Democratic Council Vice President John Barth said, "that's completely untrue. The simple fact is it would be negligent to pass a proposal guaranteed to be litigated and incur hundreds of thousands of dollars of cost to the city."

Ken Falk with the ACLU of Indiana said if the proposal passes in its current form, it will be challenged.

"We've already been contacted by plaintiffs," he said. "Asking for money is protected by the First Amendment and if you are going to impinge on First Amendment conduct, you must be reasonable and leave open ample opportunities. We would submit banning all panhandling, even passive is neither reasonable nor leaves open ample opportunities."

Lotter dismissed the challenge, saying the Indianapolis ordinance is based on one in Florida that survived a federal court case and appeal.

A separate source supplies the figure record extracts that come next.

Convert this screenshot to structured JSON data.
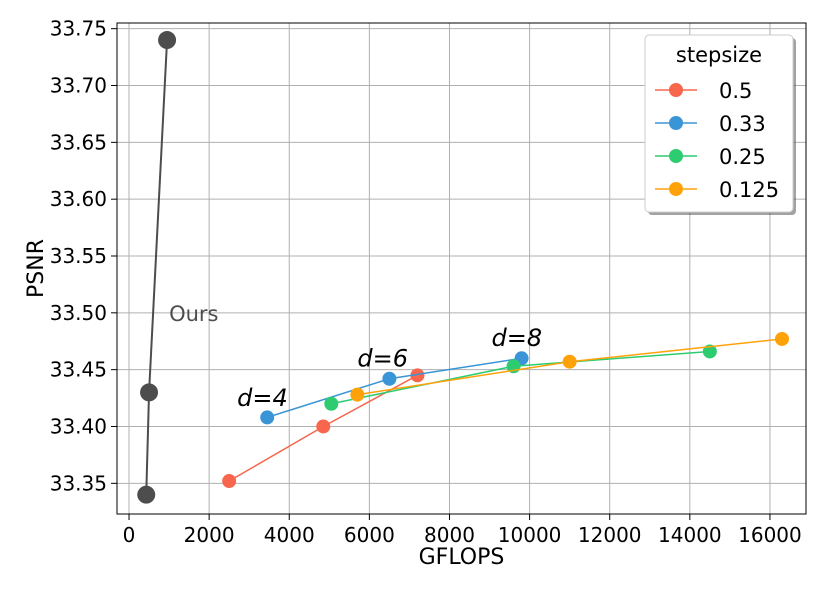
{
  "chart_data": {
    "type": "line",
    "xlabel": "GFLOPS",
    "ylabel": "PSNR",
    "xlim": [
      -300,
      16900
    ],
    "ylim": [
      33.323,
      33.755
    ],
    "x_ticks": [
      0,
      2000,
      4000,
      6000,
      8000,
      10000,
      12000,
      14000,
      16000
    ],
    "y_ticks": [
      33.35,
      33.4,
      33.45,
      33.5,
      33.55,
      33.6,
      33.65,
      33.7,
      33.75
    ],
    "x_tick_labels": [
      "0",
      "2000",
      "4000",
      "6000",
      "8000",
      "10000",
      "12000",
      "14000",
      "16000"
    ],
    "y_tick_labels": [
      "33.35",
      "33.40",
      "33.45",
      "33.50",
      "33.55",
      "33.60",
      "33.65",
      "33.70",
      "33.75"
    ],
    "grid": true,
    "legend": {
      "title": "stepsize",
      "position": "top-right"
    },
    "series": [
      {
        "name": "Ours",
        "color": "#4d4d4d",
        "in_legend": false,
        "marker_size": "large",
        "x": [
          430,
          500,
          950
        ],
        "y": [
          33.34,
          33.43,
          33.74
        ]
      },
      {
        "name": "0.5",
        "color": "#f8664d",
        "in_legend": true,
        "x": [
          2500,
          4850,
          7200
        ],
        "y": [
          33.352,
          33.4,
          33.445
        ]
      },
      {
        "name": "0.33",
        "color": "#3a95d6",
        "in_legend": true,
        "x": [
          3450,
          6500,
          9800
        ],
        "y": [
          33.408,
          33.442,
          33.46
        ]
      },
      {
        "name": "0.25",
        "color": "#2ecc71",
        "in_legend": true,
        "x": [
          5050,
          9600,
          14500
        ],
        "y": [
          33.42,
          33.453,
          33.466
        ]
      },
      {
        "name": "0.125",
        "color": "#ffa20a",
        "in_legend": true,
        "x": [
          5700,
          11000,
          16300
        ],
        "y": [
          33.428,
          33.457,
          33.477
        ]
      }
    ],
    "annotations": [
      {
        "text": "Ours",
        "x": 1000,
        "y": 33.5,
        "style": "gray"
      },
      {
        "text": "d=4",
        "x": 2700,
        "y": 33.425,
        "style": "italic"
      },
      {
        "text": "d=6",
        "x": 5700,
        "y": 33.46,
        "style": "italic"
      },
      {
        "text": "d=8",
        "x": 9050,
        "y": 33.478,
        "style": "italic"
      }
    ]
  }
}
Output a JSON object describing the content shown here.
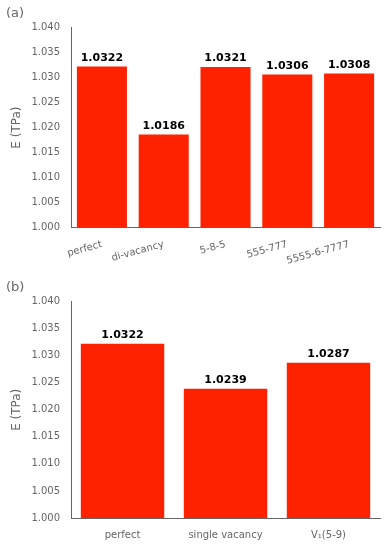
{
  "chart_data": [
    {
      "type": "bar",
      "title": "(a)",
      "categories": [
        "perfect",
        "di-vacancy",
        "5-8-5",
        "555-777",
        "5555-6-7777"
      ],
      "values": [
        1.0322,
        1.0186,
        1.0321,
        1.0306,
        1.0308
      ],
      "color": "#FF2200",
      "y_label": "E (TPa)",
      "ylim": [
        1.0,
        1.04
      ],
      "yticks": [
        {
          "value": 1.0,
          "label": "1.000"
        },
        {
          "value": 1.005,
          "label": "1.005"
        },
        {
          "value": 1.01,
          "label": "1.010"
        },
        {
          "value": 1.015,
          "label": "1.015"
        },
        {
          "value": 1.02,
          "label": "1.020"
        },
        {
          "value": 1.025,
          "label": "1.025"
        },
        {
          "value": 1.03,
          "label": "1.030"
        },
        {
          "value": 1.035,
          "label": "1.035"
        },
        {
          "value": 1.04,
          "label": "1.040"
        }
      ],
      "data_labels": true,
      "grid": false
    },
    {
      "type": "bar",
      "title": "(b)",
      "categories": [
        "perfect",
        "single vacancy",
        "V₁(5-9)"
      ],
      "values": [
        1.0322,
        1.0239,
        1.0287
      ],
      "color": "#FF2200",
      "y_label": "E (TPa)",
      "ylim": [
        1.0,
        1.04
      ],
      "yticks": [
        {
          "value": 1.0,
          "label": "1.000"
        },
        {
          "value": 1.005,
          "label": "1.005"
        },
        {
          "value": 1.01,
          "label": "1.010"
        },
        {
          "value": 1.015,
          "label": "1.015"
        },
        {
          "value": 1.02,
          "label": "1.020"
        },
        {
          "value": 1.025,
          "label": "1.025"
        },
        {
          "value": 1.03,
          "label": "1.030"
        },
        {
          "value": 1.035,
          "label": "1.035"
        },
        {
          "value": 1.04,
          "label": "1.040"
        }
      ],
      "data_labels": true,
      "grid": false
    }
  ]
}
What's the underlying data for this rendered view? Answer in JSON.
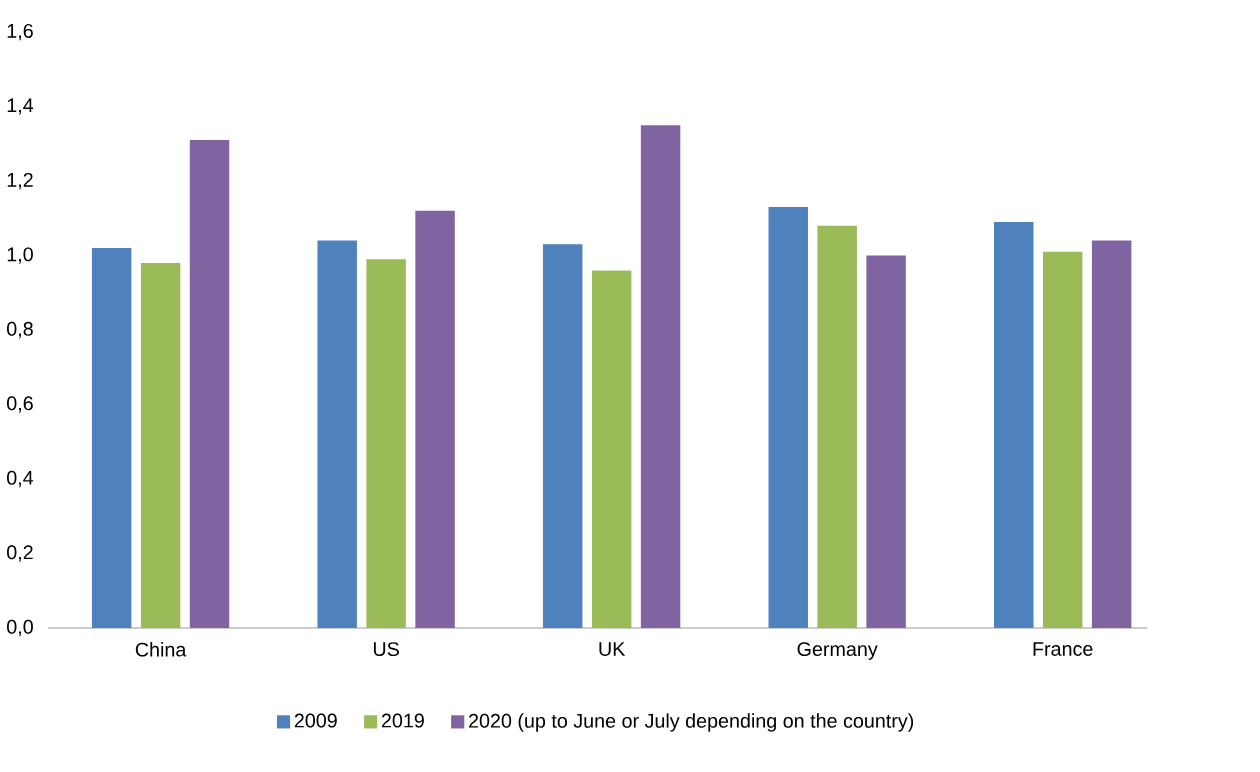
{
  "chart_data": {
    "type": "bar",
    "categories": [
      "China",
      "US",
      "UK",
      "Germany",
      "France"
    ],
    "series": [
      {
        "name": "2009",
        "color": "#4f81bd",
        "values": [
          1.02,
          1.04,
          1.03,
          1.13,
          1.09
        ]
      },
      {
        "name": "2019",
        "color": "#9bbb59",
        "values": [
          0.98,
          0.99,
          0.96,
          1.08,
          1.01
        ]
      },
      {
        "name": "2020 (up to June or July depending on the country)",
        "color": "#8064a2",
        "values": [
          1.31,
          1.12,
          1.35,
          1.0,
          1.04
        ]
      }
    ],
    "ylim": [
      0,
      1.6
    ],
    "yticks": [
      {
        "value": 0,
        "label": "0,0"
      },
      {
        "value": 0.2,
        "label": "0,2"
      },
      {
        "value": 0.4,
        "label": "0,4"
      },
      {
        "value": 0.6,
        "label": "0,6"
      },
      {
        "value": 0.8,
        "label": "0,8"
      },
      {
        "value": 1.0,
        "label": "1,0"
      },
      {
        "value": 1.2,
        "label": "1,2"
      },
      {
        "value": 1.4,
        "label": "1,4"
      },
      {
        "value": 1.6,
        "label": "1,6"
      }
    ],
    "grid": false,
    "legend": "bottom"
  }
}
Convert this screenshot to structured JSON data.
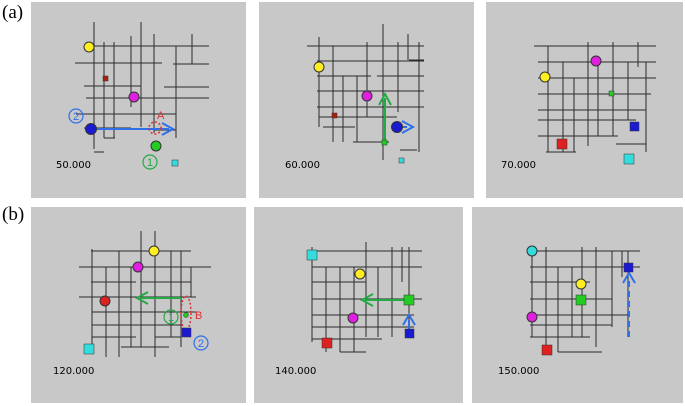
{
  "rows": [
    {
      "label": "(a)",
      "panels": [
        {
          "time": "50.000"
        },
        {
          "time": "60.000"
        },
        {
          "time": "70.000"
        }
      ]
    },
    {
      "label": "(b)",
      "panels": [
        {
          "time": "120.000"
        },
        {
          "time": "140.000"
        },
        {
          "time": "150.000"
        }
      ]
    }
  ],
  "annotations": {
    "marker_A": "A",
    "marker_B": "B",
    "agent_1": "①",
    "agent_2": "②"
  },
  "colors": {
    "panel_bg": "#c8c8c8",
    "grid": "#2a2a2a",
    "yellow": "#ffee22",
    "magenta": "#e020e0",
    "blue": "#1a1ad0",
    "green": "#22cc22",
    "red": "#dd2020",
    "cyan": "#33dddd",
    "darkred": "#aa2010",
    "arrow_blue": "#2f6fe8",
    "arrow_green": "#22aa44",
    "label_red": "#e03030"
  }
}
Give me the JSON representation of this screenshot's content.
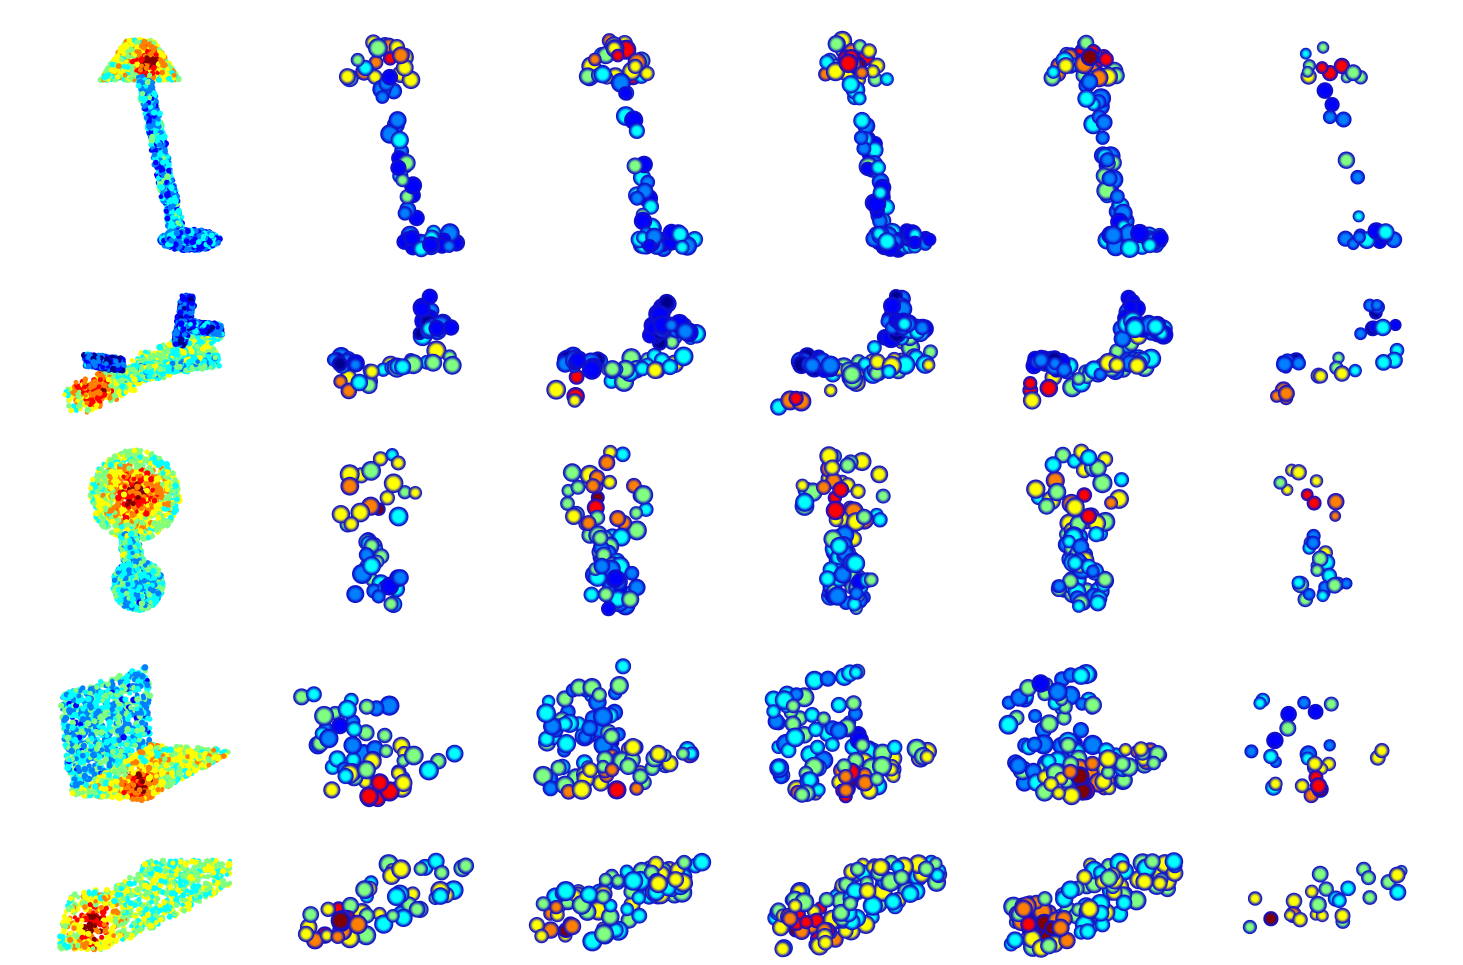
{
  "figure": {
    "rows": [
      {
        "object": "lamp"
      },
      {
        "object": "airplane"
      },
      {
        "object": "plant"
      },
      {
        "object": "chair"
      },
      {
        "object": "car"
      }
    ],
    "columns": 6,
    "colormap": [
      "#00008f",
      "#0000ff",
      "#0080ff",
      "#00ffff",
      "#80ff80",
      "#ffff00",
      "#ff8000",
      "#ff0000",
      "#800000"
    ]
  }
}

He said there was a certain urgency as panhandling was having an impact on conventions and tourism. He noted the plan was backed by the chamber and Visit Indy.

"When you're losing conventions and when people aren't coming downtown to visit our great amenities (because of panhandling), that's a real concern," he said.

Barth said there was already an ordinance that addressed "aggressive panhandling."

"We need to start by making sure the laws we have are being enforced...right now, the current law isn't because there aren't enough police on the streets," he said.

Figures from IMPD show they made 54 panhandling arrests in 2012, both downtown and at busy intersections. But an ordinance passed in 2009 meant to address panhandling and other types of solicitation at intersections (selling, donating, advertising, distributing) appears to enforced only sporadically.

Nearly every day, nicely-dressed men work the busy intersection at 38th and Fall Creek. They hold newspapers, moving in and out of traffic, approaching motorists. It wasn't something police tried to stop Wednesday as one drove by and another pulled people over for speeding nearby.

Republican Councilor Michael McQuiillen said such solicitation is clearly prohibited. He said the ordinance he sponsored was meant to address not just the nuisance factor but safety concerns.

Asked why it wasn't being enforced at 38th Street, Lotter said he wasn't sure, "I'd have to talk to the commander to see what's going on."

He did say banning any and all panhandling downtown would make enforcement easier because "it takes away the gray area. You don't have to catch someone in the act" of aggressively panhandling.

It is unlikely the proposal will come up for a committee vote any time soon. Barth said Democrats have asked the council attorney to review the legality of it. He said they also want to "research best practices in other cities...I'd say we're in ongoing discussions right now and analysis will take a while. I'd rather make sure we do it right then set a date on it."